Berwyn, Illonois: Physicians' Record Company.
The algorithm is very simple,
1: Assign number values to all but the first letter of the
word, using this table
1 - B P F V
2 - C S K G J Q X Z
3 - D T
4 - L
5 - M N
6 - R
7 - A E I O U W H Y
2: Apply the following rules to produce a code of one letter and
three numbers.
A: The first letter of the word becomes the initial character
in the code.
B: When two or more letters from the same group occur together
only the first is coded.
C: If two letters from the same group are seperated by an H or
a W, code only the first.
D: Group 7 letters are never coded (this does not include the
first letter in the word, which is always coded).
Of course, this can be used without the numeric substitution to
produce abbreviations also, but the numbers indicate the phonemic
similarity (e.g. Bear = Bare = B6), or Rhymes (e.g. Glare = G46,
Flair = F46). This can also be useful for finding duplicate entries
in a large database, where a name may be slightly mis-spelled (e.g.
Smith = Simth = S53).
Norman R. Stewart Jr. * How much more suffering is
C.S. Grad - SUNYAB * caused by the thought of death
internet: stewart@cs.buffalo.edu * than by death itself!
bitnet: stewart@sunybcs.bitnet * Will Durant
------------------------------
Date: 6 Jul 88 14:14:26 GMT
From: ece-csc!ncrcae!gollum!rolandi@ncsuvx.ncsu.edu (Walter Rolandi)
Subject: syllables of English
Can anyone provide me with a list of all the constituent syllables of English?
Any ideas as to how one could produce such a list would be greatly appreciated.
Thanks.
Walter Rolandi
rolandi@gollum.UUCP
rolandi@ncrcae.Columbia.NCR.COM
NCR Advanced Systems Development, Columbia, SC
------------------------------
Date: 7 Jul 88 02:03:31 GMT
From: hubcap!shorne@gatech.edu (Scott Horne)
Subject: Re: syllables of English
>From article <125@gollum.UUCP>, by rolandi@gollum.UUCP (Walter Rolandi):
>
> Can anyone provide me with a list of all the constituent syllables of English?
I've read that there are more than 8000 such syllables (DeFrancis, _The
Chinese Language: Fact and Fantasy_, U. of Hawaii).

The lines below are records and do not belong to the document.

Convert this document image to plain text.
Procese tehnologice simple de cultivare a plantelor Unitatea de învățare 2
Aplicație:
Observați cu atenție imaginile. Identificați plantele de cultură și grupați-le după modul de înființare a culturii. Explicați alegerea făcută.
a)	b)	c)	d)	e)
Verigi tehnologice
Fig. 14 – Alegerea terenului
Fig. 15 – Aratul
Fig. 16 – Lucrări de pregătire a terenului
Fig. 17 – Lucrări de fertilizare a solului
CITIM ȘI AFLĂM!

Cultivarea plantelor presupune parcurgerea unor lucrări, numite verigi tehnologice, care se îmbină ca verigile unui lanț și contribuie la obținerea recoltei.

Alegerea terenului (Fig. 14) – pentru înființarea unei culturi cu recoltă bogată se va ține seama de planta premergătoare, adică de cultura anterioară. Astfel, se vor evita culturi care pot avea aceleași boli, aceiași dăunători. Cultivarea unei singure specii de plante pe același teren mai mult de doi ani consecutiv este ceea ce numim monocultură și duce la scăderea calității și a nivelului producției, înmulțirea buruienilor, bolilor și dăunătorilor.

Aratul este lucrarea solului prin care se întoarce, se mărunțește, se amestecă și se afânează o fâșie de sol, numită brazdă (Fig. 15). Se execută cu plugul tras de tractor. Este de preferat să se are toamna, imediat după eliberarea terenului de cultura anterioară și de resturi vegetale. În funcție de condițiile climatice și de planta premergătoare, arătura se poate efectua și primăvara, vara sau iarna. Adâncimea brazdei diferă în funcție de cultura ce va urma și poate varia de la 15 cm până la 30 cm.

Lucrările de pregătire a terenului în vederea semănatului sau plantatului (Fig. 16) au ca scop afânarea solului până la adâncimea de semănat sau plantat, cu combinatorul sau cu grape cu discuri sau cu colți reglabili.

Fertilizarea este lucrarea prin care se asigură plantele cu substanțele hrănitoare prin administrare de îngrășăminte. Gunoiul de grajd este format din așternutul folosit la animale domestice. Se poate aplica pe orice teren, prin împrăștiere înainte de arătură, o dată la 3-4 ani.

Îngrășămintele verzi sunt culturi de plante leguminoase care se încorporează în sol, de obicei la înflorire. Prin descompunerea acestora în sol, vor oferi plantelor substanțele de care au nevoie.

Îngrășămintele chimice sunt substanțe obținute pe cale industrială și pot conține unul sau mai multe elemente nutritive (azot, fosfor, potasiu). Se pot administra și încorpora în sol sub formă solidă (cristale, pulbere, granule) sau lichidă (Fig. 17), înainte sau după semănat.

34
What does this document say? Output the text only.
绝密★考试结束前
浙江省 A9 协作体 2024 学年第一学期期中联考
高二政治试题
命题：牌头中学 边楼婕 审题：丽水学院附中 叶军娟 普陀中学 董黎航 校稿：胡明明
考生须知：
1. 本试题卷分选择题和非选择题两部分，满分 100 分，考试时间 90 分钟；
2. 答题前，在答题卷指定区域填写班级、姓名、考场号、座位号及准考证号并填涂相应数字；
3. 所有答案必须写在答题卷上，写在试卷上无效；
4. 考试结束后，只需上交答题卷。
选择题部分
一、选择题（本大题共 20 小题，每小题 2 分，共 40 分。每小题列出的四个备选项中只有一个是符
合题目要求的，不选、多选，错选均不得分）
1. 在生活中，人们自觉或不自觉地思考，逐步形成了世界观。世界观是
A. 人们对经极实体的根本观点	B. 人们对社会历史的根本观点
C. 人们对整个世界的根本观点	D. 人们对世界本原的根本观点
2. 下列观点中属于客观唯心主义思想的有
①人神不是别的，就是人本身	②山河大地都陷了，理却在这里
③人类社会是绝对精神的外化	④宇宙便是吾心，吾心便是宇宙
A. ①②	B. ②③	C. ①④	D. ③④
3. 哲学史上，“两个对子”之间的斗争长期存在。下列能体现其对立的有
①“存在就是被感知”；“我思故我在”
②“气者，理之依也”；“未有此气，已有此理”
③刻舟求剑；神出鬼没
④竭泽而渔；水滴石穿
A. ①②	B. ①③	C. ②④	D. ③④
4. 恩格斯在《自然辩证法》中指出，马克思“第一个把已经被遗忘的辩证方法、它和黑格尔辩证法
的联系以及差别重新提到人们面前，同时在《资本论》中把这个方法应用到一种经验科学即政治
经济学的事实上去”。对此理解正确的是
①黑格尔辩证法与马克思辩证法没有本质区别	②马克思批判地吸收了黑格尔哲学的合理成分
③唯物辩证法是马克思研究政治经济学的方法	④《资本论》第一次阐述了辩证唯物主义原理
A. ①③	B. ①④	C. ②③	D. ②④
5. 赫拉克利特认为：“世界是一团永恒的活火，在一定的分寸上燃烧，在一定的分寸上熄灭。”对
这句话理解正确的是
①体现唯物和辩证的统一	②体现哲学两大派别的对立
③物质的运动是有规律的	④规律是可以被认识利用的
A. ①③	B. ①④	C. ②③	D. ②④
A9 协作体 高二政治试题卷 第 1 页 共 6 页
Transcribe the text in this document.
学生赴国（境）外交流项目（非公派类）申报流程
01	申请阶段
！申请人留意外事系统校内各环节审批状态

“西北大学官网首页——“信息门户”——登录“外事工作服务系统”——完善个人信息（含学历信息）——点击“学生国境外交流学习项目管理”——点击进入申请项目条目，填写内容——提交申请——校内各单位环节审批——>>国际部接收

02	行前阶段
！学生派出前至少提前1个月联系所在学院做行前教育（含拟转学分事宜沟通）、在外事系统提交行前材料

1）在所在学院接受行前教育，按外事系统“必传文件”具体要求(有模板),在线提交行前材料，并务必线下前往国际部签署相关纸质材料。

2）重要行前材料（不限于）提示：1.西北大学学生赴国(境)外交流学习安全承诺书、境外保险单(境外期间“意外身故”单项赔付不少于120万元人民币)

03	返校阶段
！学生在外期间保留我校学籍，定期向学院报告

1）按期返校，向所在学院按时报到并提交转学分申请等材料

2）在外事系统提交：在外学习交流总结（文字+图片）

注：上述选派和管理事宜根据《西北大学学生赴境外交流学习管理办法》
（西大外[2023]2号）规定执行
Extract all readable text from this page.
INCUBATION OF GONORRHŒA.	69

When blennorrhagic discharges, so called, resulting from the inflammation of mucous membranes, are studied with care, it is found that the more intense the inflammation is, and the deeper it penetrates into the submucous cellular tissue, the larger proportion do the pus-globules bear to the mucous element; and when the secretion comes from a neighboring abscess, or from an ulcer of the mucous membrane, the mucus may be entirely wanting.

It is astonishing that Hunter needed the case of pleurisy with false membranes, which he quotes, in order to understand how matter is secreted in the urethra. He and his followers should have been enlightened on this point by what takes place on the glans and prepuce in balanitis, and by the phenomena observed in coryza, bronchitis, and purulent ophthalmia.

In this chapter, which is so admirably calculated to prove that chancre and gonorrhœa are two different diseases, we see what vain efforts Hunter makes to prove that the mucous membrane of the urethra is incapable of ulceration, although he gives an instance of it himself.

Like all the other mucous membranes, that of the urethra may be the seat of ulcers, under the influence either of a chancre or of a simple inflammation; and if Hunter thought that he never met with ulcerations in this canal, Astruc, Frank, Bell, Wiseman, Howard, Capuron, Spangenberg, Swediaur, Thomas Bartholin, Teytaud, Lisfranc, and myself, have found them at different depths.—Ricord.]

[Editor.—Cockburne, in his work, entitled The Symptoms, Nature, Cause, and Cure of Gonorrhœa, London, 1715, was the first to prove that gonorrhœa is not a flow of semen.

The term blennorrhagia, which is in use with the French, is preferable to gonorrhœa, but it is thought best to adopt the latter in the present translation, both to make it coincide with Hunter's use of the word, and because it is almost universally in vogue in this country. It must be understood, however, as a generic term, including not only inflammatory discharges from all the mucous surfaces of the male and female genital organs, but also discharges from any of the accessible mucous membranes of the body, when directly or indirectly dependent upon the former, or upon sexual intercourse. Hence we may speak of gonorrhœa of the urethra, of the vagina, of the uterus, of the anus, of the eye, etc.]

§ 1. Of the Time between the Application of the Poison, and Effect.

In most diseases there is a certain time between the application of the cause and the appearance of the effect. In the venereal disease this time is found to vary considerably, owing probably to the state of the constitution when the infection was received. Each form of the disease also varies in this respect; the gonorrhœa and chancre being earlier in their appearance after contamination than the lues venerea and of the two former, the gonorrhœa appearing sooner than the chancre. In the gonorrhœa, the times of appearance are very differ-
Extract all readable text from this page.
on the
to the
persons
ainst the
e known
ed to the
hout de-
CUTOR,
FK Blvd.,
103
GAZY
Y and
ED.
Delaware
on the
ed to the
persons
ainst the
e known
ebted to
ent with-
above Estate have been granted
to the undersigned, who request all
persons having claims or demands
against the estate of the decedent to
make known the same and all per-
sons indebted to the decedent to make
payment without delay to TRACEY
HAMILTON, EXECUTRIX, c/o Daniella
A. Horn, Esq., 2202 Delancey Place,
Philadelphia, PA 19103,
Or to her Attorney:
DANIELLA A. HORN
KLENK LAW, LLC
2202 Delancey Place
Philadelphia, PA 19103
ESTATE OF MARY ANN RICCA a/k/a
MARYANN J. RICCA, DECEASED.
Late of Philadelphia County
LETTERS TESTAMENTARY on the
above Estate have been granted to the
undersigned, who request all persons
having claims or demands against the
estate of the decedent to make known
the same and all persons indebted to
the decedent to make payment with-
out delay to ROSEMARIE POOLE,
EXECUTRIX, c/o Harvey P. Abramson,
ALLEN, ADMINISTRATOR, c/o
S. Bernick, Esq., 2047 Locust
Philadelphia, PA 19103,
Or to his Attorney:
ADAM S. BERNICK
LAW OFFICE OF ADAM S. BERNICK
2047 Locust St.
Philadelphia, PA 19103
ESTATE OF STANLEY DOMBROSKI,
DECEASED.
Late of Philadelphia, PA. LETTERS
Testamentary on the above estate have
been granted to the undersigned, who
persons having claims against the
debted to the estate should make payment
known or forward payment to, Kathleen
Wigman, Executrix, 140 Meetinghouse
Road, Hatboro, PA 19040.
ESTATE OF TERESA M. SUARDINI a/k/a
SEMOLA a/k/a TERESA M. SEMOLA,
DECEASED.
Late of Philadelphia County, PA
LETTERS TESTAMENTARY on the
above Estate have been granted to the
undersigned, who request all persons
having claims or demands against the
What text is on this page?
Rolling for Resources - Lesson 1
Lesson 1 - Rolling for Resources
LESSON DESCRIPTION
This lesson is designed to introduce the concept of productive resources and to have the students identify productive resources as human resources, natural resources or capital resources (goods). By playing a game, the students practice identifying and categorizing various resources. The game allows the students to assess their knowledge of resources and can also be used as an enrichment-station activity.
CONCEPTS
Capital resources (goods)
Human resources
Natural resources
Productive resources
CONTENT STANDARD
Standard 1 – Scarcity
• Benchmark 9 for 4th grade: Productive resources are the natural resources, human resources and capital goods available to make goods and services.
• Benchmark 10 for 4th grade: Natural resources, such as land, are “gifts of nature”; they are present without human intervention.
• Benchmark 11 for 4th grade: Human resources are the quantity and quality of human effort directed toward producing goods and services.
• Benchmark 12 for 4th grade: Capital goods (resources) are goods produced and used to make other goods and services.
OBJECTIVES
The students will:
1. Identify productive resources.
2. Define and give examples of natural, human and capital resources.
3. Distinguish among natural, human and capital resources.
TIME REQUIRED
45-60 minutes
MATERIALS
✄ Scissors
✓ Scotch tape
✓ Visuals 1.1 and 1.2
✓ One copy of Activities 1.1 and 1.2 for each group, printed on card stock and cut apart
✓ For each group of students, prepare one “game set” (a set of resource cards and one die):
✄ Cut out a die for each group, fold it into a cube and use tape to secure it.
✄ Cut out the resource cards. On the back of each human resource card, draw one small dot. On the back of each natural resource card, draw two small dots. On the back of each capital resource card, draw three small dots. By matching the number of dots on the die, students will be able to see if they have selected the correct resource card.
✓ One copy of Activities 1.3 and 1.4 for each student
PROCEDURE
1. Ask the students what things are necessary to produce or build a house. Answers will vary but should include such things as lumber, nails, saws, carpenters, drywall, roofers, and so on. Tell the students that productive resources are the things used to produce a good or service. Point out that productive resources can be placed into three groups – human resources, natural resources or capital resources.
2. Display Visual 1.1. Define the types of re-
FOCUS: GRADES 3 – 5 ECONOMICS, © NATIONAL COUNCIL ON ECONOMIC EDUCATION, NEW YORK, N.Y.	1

Good luck compiling a
list! (N.B.: Those are phonetically distinct syllabes, not graphically
distinct.)
Incidentally, Japanese has just over 100 syllables.
--Scott Horne
BITNET: PHORNE@CLEMSON (not working; please use another address)
uucp: ....!gatech!hubcap!scarle!{hazel,citron,amber}!shorne
(If that doesn't work, send to cchang@hubcap.clemson.edu)
SnailMail: Scott Horne
812 Eleanor Dr.
Florence, SC 29501
VoiceNet: 803 667-9848
------------------------------
Date: 7 Jul 88 16:07:17 GMT
From: uhccux!stampe@humu.nosc.mil (David Stampe)
Subject: Re: syllables of English
If it's possible, rather than occurring, English syllables you want, you
might look at diagrams for possible monosyllables, as in Zellig Harris,
Methods in Structural Linguistics, U. Chicago Press, 195?. Stressed
syllables in polysyllables are a subset of those in monosyllables.
Unstressed syllables are a subset of stressed syllables, unless you take
the consonantal nuclei in rubber, rubble, ribbon, rub'm to be distinct
from the nuclei of brr, bull, bun, bum. Such diagrams are approximations,
since the number of phonemes and especially the number of possible
combinations into syllables differs somewhat among dialects and
individuals. They usually admit hundreds of pronounceable but very
peculiar syllables like trart, klilk, kwuw, smamp, oyj, awb.
David (stampe@uhccux.uhcc.hawaii.edu)
------------------------------
Date: 8 Jul 88 19:22:34 GMT
From: att!ihlpa!krista@bloom-beacon.mit.edu (Anderson)
Subject: Re: syllables of English
<>
To Walter R.: I tried to send mail, but it bounced. I don't
have a list of English syllables, but I do have a list of consonant
clusters and vowels. If you want it, I'll post it; however, it is
about 250 lines.
Actually, I made the list when I was trying to understand why
a Navajo friend was having trouble with some English words.
I wrote all the English consonant clusters I could think
of, including those that occur only in the *final* positions of
words. I came up with about 197 consonants and consonant clusters!
And the list is probably not be conclusive.
Since Navajo has only about 35 consonants and clusters, of which
about 15 intersect the English set, I gained a lot of sympathy for
anybody learning English as a second language. I've heard that
Polish has a lot of clusters; anybody know how many? Cherokee has
only 13 consonants (no clusters), I seem to recall. Tlingit
(related to Navajo) is reputed to have a great many phonemes (50
compared to English 35); but these figures do not include clusters.
By the way, Cherokee is about the prettiest language I've ever
heard. It was once a tonal language, but the tones lost their
meaning in most words, at least in the western dialect. However, a
light, musical quality remains.
Shut me up, please! If you want the list, let me know.
Krista Anderson, ihnp4!ihlpa!krista, but we may be shutting down email?
------------------------------
End of AIList Digest
********************